Quito's declaration of "independence" in August 1809, while endorsed by some freedom-minded revolutionaries in other colonies, had been met with only weak support from most of the empire; in fact, only a few minor neighboring cities joined Quito in declaring autonomy. However, the bloodletting the following year solidified opposition not only to the French King, but against Spanish rule of any sort. The Quito massacre caused Simon Bolivar (at right), who had not yet taken up arms against Spain to declare himself to "a war to the death against Spain."
After the events of August 2, 1810, things in Quito settled into an exhausted calm. First, a form of limited self-government was established but by 1812 this had devolved into full reassertion of royal control and the independence movement seemed dead. Elsewhere, however, the revolution was picking up steam.
By 1820 armies led by Bolivar in the north and Jose Marti in the south were advancing towards Quito and Lima, constricting the Royalist forces of Spain who, although now liberated of their French King, were still fighting tooth and nail to maintain their empire. On the 24th of May, 1822, rebel forces led by Bolivar and his deputy, Antonio Jose de Sucre (left), defeated Spanish forces in the Battle of Pichincha, within view of the city of Quito.
Spanish control of Quito and lands that would become Ecuador was over, but the country was not yet independent. Bolivar's dream of a united continent was not be, even he could see that regional rivalries on the continent were too big to overcome as, one by one, Uruguay, Paraguay, Argentina, Chile, and Peru established independent entities.
But Bolivar still hoped to keep intact the lands that had once been the Viceroyalty of New Granada, basically comprising today's states of Venezuela, Colombia, Panama, and Ecuador. Bolivar called the country, Gran Colombia and the great liberator set himself up as its "President for life." Alas, this dream was not to be either. Despite Bolivar's charisma, jealousies prevailed and Gran Colombia slowly began to split apart.
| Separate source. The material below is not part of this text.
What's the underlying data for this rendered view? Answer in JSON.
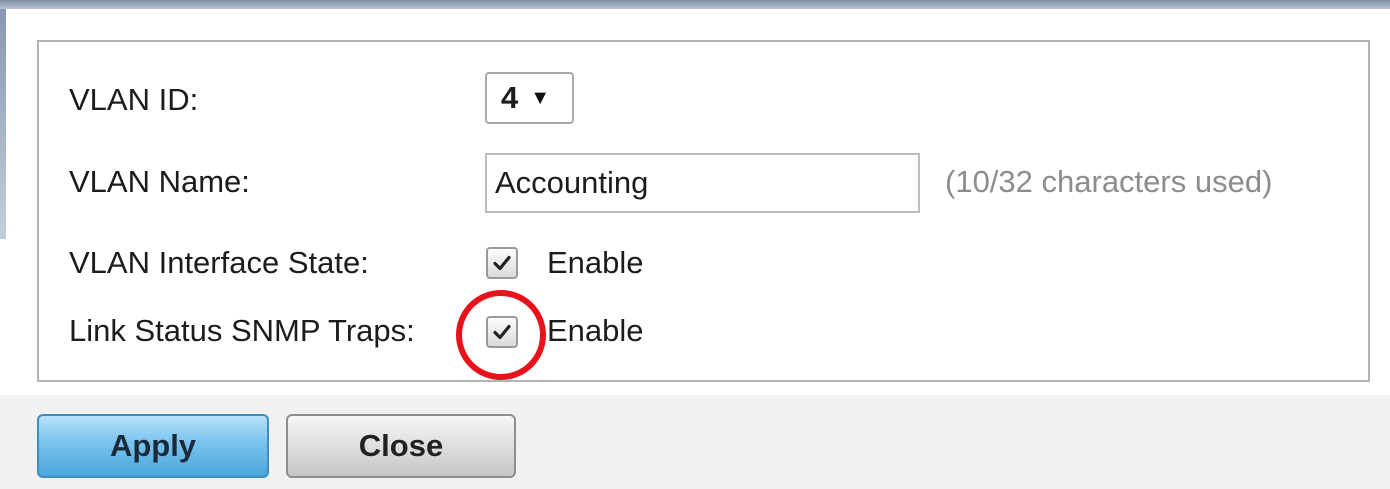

Just before his death in December 1830, Bolivar renounced control of his splintering nation. He had lived just long enough to see his dream fall to pieces as Venezuela and then Ecuador, in September, 1380, declared themselves independent states. (Panama would finally be prised away from Colombia in 1903 by Teddy Roosevelt who wanted a to build a canal.)
From 1809 until 1830, Ecuador was fighting, in one way or another, for independence. A group of rebellious, locally-born elites in Quito gave first expression to the desire for self-government in Latin America, but as the seeds of independence sown in Quito slowly bore fruit elsewhere, the city would see its leaders massacred and its lands forcibly reverted to royal control for more than ten years. Later, once the mantle of Spain had been thrown off, Quito and the surrounding country continued to live under dictatorial domination, this time from Bogota in the person of the great Liberator himself, Simon Bolivar.
It's a long, sad story. Today, August 2, 2010, Quito commemorates the bicentennial of the massacre of its revolutionary leaders and hundreds of its citizens, but the bicentennial celebrations of the country's independence will continue for years to come.